Depuis près de trois dans la ville la plus British de l’Europe, Hélène nous raconte son histoire pour ce troisième article sur les expat’ francophones. Œuvrant dans un restaurant en plein cœur de Londres en tant que chef de rang, Hélène nous explique ce qui a motivé son départ : « Je m’ennuyais en France, je voulais changer d’horizon et améliorer mon niveau d’anglais. J’ai choisi Londres parce que c’était moins effrayant de partir dans une ville relativement proche de Paris, parce que je savais que j’aimais beaucoup son atmosphère et que j’y avais déjà des amis.

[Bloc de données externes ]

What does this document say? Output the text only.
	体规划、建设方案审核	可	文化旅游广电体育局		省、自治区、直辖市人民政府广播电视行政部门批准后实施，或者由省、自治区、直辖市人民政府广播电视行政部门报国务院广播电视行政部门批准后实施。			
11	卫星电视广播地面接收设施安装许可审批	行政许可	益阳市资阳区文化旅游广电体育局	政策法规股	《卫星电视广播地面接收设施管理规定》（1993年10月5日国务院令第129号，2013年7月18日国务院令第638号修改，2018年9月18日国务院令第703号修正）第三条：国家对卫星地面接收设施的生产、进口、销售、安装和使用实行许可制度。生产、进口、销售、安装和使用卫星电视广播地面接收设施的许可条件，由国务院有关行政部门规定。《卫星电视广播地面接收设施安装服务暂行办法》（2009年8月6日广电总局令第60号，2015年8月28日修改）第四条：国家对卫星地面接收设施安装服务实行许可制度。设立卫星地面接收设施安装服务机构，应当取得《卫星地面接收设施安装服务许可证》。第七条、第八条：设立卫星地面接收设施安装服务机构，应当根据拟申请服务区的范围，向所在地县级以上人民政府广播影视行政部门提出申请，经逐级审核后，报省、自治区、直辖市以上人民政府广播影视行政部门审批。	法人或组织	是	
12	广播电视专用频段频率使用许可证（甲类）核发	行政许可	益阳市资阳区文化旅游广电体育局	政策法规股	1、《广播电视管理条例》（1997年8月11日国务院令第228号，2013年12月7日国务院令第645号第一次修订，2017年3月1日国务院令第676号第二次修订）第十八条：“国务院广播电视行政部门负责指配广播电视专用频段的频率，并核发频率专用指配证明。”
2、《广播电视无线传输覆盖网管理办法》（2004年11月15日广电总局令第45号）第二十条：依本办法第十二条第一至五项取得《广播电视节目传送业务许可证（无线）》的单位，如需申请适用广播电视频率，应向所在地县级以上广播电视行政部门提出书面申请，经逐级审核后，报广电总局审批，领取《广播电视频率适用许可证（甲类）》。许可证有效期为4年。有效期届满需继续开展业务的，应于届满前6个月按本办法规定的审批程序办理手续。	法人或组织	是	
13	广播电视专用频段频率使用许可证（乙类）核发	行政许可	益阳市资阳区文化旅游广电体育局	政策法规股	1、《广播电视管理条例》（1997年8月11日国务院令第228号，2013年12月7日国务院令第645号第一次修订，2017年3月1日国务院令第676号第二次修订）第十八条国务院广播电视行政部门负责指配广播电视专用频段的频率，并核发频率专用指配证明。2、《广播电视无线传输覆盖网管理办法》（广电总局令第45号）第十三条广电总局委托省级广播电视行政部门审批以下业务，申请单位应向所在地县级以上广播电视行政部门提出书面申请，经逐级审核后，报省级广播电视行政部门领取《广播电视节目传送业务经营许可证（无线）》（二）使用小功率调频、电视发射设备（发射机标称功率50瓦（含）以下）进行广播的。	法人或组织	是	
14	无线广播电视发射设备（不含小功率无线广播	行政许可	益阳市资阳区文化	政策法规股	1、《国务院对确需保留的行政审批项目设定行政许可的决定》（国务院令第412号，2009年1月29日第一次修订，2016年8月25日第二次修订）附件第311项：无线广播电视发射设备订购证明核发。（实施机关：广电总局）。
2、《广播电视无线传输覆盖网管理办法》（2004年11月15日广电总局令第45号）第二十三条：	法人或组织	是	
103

Bien préparée, bien intégrée
« Forte d’un niveau d’anglais avancé de par sa scolarité, mais aussi grâce aux loisirs comme les séries télévisées en V.O. ou les interviews d’artistes anglophones disponibles sur Internet, Hélène est arrivée avec de nombreux atouts en poche, même si ce n’était pas tous les jours facile : « Que ce soit dans ma collocation ou au boulot, j’étais entourée par des gens venant des quatre coins du monde donc leur anglais n’était pas compliqué à comprendre, ça m’a permis d’acquérir sans grandes difficultés un vocabulaire beaucoup plus large. Le plus dur, ça a été l’accent des anglais de Londres, qui avalent la moitié des mots. Les premiers temps je faisais pas mal répéter mes clients, puis petit à petit, mon oreille s’est habituée. »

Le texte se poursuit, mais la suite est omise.